Das kalifornische Unternehmen Klout analysiert die Beiträge von Nutzern bei Diensten wie Facebook, Twitter, YouTube, Google+ und LinkedIn und ermittelt daraus einen Wert der Online-Reputation auf einer Skala von 1 bis 100. An der Spitze liegt derzeit US-Präsident Barack Obama mit einem Klout-Wert von 99, der in allen maßgeblichen Netzwerken mit großer Reichweite aktiv ist.

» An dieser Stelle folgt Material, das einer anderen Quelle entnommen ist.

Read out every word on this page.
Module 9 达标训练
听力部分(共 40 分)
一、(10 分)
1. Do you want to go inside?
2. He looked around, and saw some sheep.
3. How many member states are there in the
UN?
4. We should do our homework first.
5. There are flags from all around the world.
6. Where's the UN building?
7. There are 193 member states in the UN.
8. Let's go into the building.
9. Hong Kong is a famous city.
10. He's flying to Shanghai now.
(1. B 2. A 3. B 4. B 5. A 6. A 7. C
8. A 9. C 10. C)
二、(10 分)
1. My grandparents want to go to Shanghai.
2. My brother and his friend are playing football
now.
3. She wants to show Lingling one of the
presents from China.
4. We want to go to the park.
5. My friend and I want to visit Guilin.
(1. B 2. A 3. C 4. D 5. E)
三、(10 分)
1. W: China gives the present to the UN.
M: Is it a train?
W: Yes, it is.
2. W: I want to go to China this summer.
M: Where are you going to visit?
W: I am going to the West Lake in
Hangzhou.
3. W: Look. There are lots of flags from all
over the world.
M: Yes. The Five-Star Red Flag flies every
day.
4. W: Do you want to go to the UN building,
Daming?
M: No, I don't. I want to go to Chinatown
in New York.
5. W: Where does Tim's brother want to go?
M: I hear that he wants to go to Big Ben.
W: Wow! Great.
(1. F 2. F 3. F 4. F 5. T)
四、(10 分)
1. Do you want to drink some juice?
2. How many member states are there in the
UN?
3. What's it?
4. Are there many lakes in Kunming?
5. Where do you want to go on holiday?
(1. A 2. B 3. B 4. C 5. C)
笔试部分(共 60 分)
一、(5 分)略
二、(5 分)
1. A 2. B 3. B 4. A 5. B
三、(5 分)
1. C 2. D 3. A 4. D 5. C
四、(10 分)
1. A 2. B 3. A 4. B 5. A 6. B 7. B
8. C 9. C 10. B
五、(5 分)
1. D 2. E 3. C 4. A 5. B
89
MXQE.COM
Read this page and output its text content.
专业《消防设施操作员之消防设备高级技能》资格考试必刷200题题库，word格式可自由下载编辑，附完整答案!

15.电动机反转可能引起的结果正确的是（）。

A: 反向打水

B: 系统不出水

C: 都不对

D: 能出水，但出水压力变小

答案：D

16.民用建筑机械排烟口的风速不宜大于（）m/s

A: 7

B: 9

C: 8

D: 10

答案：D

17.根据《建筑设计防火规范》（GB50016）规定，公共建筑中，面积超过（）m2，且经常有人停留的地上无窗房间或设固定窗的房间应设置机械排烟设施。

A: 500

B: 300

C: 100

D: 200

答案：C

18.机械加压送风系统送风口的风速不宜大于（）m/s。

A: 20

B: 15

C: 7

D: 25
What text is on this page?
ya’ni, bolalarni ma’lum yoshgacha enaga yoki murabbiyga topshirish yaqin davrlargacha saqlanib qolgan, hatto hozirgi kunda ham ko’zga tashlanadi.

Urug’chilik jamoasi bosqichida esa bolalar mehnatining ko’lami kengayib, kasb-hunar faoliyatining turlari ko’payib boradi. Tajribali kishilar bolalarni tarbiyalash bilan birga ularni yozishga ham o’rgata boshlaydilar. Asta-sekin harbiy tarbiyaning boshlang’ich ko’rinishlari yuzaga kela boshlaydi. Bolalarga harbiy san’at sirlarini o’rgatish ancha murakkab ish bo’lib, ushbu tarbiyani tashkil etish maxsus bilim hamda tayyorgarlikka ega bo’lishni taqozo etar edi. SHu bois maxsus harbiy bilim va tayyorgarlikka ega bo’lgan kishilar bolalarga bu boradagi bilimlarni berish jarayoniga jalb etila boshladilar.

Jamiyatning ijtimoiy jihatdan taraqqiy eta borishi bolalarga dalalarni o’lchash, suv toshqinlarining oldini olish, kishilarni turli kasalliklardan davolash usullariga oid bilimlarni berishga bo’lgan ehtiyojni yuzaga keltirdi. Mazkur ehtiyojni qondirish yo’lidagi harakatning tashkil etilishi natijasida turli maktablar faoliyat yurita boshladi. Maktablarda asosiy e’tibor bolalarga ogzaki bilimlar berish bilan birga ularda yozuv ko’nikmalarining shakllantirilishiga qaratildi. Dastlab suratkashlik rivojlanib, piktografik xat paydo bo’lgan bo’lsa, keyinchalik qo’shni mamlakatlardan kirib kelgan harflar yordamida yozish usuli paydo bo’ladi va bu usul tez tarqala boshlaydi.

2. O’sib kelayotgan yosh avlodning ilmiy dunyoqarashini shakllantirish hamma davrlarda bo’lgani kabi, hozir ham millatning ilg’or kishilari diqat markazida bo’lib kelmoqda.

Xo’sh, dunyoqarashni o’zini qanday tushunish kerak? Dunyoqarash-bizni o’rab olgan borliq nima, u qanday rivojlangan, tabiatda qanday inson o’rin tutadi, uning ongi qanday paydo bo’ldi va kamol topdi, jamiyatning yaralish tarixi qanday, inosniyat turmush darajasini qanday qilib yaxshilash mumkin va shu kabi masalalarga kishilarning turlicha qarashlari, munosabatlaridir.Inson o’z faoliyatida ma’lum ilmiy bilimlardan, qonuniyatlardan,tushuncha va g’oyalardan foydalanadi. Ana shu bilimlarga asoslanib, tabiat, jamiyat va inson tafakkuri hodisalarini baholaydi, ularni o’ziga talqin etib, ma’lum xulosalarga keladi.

Die Zusammenarbeit von Microsoft und Klout wird zunächst nur Auswirkungen auf Bing-Anwender in den USA und Kanada haben, erklärte Microsoft. Wenn sie bei der Suche auf Bing gleichzeitig im Sozialen Netzwerk Facebook eingeloggt sind, sehen sie bei Suchen eventuell vorhandene Klout-Werte von gefundenen Personen oder Marken. Das soll nicht nur bei Suchanfragen funktionieren, die einzelne Namen betreffen. Auch bei der Suche nach Filmbesprechungen sollen beispielsweise die „Klout-Scores" der in den Suchergebnissen gelisteten Filmkritiker erscheinen. Damit können die Bing-Anwender auf einen Blick sehen, wie hoch die Online-Reputation der jeweiligen Autoren ist.

Umstrittene Bewertung
Das Ranking durch Klout ist nicht unumstritten. Kritiker bemängeln, dass der Algorithmus von Klout sich vor allem an der Quantität von Social-Media-Aktivitäten orientiere und zu wenig die Qualität der Inhalte berücksichtige.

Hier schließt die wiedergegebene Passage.